Can you elaborate a bit more on this? I'm not really following. Would there be one workflow for the Release and another which pulls the artifacts and publishes them to each language's canonical package registry?

What I mean is something like sigstore-python's release workflow: https://github.com/sigstore/sigstore-python/blob/main/.github/workflows/release.yml

In that case, there's only one workflow for the release, and the workflow does its own build for the release internally. Since this repo has multiple languages/packages, we'd probably want release-python, release-go, etc. instead, but the basic structure would be the same.

[znewman01]

I am okay abandoning the "one tag for all releases" model and it sounds like given the complexity across many different packages the "semi-manual" flow makes sense.

[woodruffw]

I am okay abandoning the "one tag for all releases" model and it sounds like given the complexity across many different packages the "semi-manual" flow makes sense.

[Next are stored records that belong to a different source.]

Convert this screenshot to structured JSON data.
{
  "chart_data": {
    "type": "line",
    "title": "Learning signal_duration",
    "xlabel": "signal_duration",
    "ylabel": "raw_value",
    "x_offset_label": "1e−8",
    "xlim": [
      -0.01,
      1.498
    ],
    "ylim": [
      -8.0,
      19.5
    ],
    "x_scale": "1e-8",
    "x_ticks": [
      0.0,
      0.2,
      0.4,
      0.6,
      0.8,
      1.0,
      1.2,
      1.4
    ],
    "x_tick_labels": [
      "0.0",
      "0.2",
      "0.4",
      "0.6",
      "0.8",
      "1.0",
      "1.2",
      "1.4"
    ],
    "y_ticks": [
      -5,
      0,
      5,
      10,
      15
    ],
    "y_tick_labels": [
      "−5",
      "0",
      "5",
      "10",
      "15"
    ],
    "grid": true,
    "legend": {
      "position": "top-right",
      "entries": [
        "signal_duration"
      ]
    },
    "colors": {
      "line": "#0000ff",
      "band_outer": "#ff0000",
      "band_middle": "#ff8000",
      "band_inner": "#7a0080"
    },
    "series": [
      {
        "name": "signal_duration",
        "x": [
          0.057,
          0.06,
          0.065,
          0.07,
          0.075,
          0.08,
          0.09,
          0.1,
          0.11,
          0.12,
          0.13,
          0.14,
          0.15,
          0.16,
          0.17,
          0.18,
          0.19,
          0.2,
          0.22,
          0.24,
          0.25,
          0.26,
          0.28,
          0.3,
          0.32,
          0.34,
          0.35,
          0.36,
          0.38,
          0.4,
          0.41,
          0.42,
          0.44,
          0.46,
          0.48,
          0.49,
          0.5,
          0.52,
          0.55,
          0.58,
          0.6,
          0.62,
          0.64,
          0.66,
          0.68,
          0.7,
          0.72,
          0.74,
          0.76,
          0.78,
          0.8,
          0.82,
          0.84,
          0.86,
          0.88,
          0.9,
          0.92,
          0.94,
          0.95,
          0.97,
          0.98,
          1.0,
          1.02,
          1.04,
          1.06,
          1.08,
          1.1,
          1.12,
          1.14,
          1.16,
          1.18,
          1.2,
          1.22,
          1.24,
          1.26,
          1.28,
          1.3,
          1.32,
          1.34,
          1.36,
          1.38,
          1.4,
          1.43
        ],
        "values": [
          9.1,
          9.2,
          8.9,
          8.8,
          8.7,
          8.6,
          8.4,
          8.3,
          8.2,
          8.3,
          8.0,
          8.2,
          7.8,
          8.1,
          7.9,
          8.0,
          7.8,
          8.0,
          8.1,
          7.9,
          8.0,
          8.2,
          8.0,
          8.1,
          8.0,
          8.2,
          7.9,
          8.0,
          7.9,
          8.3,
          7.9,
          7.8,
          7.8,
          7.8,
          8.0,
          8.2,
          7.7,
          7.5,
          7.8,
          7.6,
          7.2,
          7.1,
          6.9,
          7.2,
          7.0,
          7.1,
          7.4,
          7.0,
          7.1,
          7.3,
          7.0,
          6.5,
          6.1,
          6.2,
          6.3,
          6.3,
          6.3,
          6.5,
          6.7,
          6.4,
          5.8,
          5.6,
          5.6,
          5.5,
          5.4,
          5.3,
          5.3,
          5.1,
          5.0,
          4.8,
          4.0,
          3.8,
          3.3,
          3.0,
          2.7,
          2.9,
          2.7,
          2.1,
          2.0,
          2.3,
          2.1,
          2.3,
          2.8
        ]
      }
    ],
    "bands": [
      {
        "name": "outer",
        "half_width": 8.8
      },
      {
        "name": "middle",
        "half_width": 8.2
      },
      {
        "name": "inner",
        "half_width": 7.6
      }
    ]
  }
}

In that case, I can throw together some metadata + CI work to get an initial alpha version of the Python package published! I'll have that ready this afternoon, if that works for everyone else.

[woodruffw]

(I'll need to coordinate with one of the repo owners/admins to get the PyPI API token added to the repo's secrets.)

[znewman01]

I am one of those folks so happy to be that person. Just sent you a message on Slack.

[loosebazooka]

Alright, so after some discussion, I think this is the strategy python and java will do:

1. tag by release/<language>/version (ex: release/python/v1.0.0)
2. this should trigger the language specific release process

[znewman01]

PyPI appears to work! https://pypi.org/project/sigstore-protobuf-specs/0.0.1a1/ (CC @woodruffw)

[woodruffw]

Awesome! Thanks a ton @znewman01!

[woodruffw]

Based on the conversation above, I think this issue can be resolved. To summarize:

1. Each language in this repository will use a release/$lang/v$version tagging scheme, and will be configured with a dedicated release workflow that matches on that tagging scheme
2. The release workflow will be "semi-manual," meaning that a human has to manually cut the tag and releases are not synchronized across languages
3. Language bindings will not synchronize on minor or patch versions.

Does that sound correct/accurate to you @znewman01 @loosebazooka?